Il n’arrivait pas à comprendre qu’on puisse faire bruler uniquement du camphre sur du charbon pour se dégager les bronches, mais parce que ces ustensiles sont généralement destinés à être utilisés dans les temples pour les bénédictions. En tout cas, nous nous sommes quittés avec le sourire avec force remerciements.

Nous avons navigué parmi une foule hétéroclites aux visages souriants. Je ne sais pas quelle est l’origine majoritaire ici, hindustani, kashmiri, tamoule, bengali… Quoi qu’il en soit, on se sent bien, en sécurité, et complètement dépaysé.

Ici, une femme a l’air de s’ennuyer ferme derrière un guichet de change. Là, d’énormes crabes tachetés et des poissons bleus reposent sur l’étal d’un poissonnier. Des légumes étranges, gros et plats, longs, des sachets de purée de pois-chiches et d’oignons frits, ici tout semble étranger.

Sur le chemin du retour, nous nous arrêtons dans un café qui vend également des pâtisseries, que nous avons pris pour de la pâte d’amande.
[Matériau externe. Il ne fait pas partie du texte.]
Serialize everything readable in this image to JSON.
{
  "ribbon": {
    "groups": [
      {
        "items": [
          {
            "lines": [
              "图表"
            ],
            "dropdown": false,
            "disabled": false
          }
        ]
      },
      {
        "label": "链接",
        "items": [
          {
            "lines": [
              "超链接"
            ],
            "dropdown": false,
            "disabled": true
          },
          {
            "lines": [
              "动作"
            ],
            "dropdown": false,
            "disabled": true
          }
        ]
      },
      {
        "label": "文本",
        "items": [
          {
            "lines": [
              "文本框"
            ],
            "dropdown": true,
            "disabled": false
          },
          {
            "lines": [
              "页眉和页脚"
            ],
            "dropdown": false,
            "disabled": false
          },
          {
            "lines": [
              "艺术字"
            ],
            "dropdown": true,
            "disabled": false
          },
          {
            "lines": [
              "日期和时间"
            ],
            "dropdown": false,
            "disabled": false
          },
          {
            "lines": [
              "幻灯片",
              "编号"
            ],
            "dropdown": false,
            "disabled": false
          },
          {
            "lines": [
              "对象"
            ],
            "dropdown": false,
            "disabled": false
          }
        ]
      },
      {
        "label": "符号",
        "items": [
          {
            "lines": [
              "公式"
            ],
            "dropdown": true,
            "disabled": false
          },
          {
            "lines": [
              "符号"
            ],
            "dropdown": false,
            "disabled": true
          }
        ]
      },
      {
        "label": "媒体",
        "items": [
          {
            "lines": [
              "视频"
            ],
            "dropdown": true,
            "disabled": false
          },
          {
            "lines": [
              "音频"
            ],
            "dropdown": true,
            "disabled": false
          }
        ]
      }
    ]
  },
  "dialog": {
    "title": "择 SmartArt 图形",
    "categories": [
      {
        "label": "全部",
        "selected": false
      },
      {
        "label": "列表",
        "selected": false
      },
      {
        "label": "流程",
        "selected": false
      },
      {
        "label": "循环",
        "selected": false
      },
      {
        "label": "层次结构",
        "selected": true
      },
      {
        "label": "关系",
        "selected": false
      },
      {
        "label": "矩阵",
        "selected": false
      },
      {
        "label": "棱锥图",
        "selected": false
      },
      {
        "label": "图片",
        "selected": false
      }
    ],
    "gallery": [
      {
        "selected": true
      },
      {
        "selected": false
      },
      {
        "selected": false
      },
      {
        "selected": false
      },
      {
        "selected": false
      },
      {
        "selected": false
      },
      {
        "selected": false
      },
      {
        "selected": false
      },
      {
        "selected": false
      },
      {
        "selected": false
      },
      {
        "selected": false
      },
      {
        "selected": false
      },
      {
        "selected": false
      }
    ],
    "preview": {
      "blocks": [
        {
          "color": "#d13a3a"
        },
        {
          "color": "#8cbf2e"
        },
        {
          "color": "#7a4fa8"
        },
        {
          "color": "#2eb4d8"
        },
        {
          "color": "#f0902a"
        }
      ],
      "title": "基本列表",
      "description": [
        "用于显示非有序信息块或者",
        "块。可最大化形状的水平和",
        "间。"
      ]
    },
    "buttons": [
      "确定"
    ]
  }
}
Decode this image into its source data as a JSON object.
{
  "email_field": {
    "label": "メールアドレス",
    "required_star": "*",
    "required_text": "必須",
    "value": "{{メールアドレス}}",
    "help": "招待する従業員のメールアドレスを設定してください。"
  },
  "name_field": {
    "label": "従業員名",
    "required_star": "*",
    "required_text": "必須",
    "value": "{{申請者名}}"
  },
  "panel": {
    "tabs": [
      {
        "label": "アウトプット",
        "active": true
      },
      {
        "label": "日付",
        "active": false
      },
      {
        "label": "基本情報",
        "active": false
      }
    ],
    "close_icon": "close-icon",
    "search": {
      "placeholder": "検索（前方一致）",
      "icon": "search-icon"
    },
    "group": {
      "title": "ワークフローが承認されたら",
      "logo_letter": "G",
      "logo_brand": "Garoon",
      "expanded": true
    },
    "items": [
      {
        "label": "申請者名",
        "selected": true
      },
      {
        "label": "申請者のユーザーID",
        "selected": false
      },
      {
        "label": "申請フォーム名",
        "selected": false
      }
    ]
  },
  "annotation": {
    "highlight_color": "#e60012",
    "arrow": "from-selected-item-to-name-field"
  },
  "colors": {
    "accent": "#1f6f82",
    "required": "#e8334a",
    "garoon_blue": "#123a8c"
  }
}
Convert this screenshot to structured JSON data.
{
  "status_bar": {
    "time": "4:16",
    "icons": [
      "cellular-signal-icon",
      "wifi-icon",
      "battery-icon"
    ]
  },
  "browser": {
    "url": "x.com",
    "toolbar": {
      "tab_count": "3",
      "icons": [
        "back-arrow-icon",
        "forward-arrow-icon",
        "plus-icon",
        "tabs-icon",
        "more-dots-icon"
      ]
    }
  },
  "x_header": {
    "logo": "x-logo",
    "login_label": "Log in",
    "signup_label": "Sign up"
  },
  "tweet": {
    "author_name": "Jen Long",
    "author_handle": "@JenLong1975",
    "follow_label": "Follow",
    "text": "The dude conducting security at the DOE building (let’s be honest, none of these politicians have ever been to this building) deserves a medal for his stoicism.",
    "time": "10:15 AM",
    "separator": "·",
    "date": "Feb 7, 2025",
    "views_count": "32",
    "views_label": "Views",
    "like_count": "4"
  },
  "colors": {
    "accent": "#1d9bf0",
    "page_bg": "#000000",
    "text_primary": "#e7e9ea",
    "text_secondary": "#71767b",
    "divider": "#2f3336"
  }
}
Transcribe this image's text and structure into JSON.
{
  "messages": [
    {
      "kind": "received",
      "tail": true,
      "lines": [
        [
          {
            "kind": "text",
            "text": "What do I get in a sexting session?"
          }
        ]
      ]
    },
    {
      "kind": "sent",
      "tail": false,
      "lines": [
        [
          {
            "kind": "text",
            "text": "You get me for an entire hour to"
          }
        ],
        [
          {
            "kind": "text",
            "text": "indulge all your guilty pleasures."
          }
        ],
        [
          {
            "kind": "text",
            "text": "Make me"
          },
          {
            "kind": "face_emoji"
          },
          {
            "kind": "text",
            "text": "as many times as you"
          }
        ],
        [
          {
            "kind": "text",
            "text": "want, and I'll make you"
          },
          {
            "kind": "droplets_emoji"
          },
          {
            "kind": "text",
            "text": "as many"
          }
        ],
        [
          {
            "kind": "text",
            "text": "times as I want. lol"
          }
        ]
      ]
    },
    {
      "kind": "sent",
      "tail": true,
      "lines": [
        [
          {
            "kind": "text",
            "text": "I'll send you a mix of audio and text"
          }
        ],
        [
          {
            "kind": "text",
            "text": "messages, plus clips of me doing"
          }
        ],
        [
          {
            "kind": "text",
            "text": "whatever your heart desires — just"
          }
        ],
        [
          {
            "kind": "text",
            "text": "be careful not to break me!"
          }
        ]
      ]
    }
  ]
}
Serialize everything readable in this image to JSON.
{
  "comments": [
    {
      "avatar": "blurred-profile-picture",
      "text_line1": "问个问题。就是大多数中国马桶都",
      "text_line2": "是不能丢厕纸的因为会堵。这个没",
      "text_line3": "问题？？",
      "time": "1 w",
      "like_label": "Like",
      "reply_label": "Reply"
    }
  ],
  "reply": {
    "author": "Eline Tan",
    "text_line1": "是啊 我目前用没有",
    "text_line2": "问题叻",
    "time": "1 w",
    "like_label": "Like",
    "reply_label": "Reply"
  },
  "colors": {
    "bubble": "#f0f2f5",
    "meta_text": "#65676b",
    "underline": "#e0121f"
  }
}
Le serveur adorable, a même donné trois petits cubes de pâte jaune gratuitement à zouzou. Les autres n’étaient pas vraiment bons, sentaient le rance et seuls ces cubes de semoule et de pâte d’ananas. Sur les vitres de plusieurs échoppes, des motifs compliqués sont dessinés avec une pâte dorée.

En plein coeur de Paris, une petite ville qui ressemble peut-être à Bengalore ou à Dehli.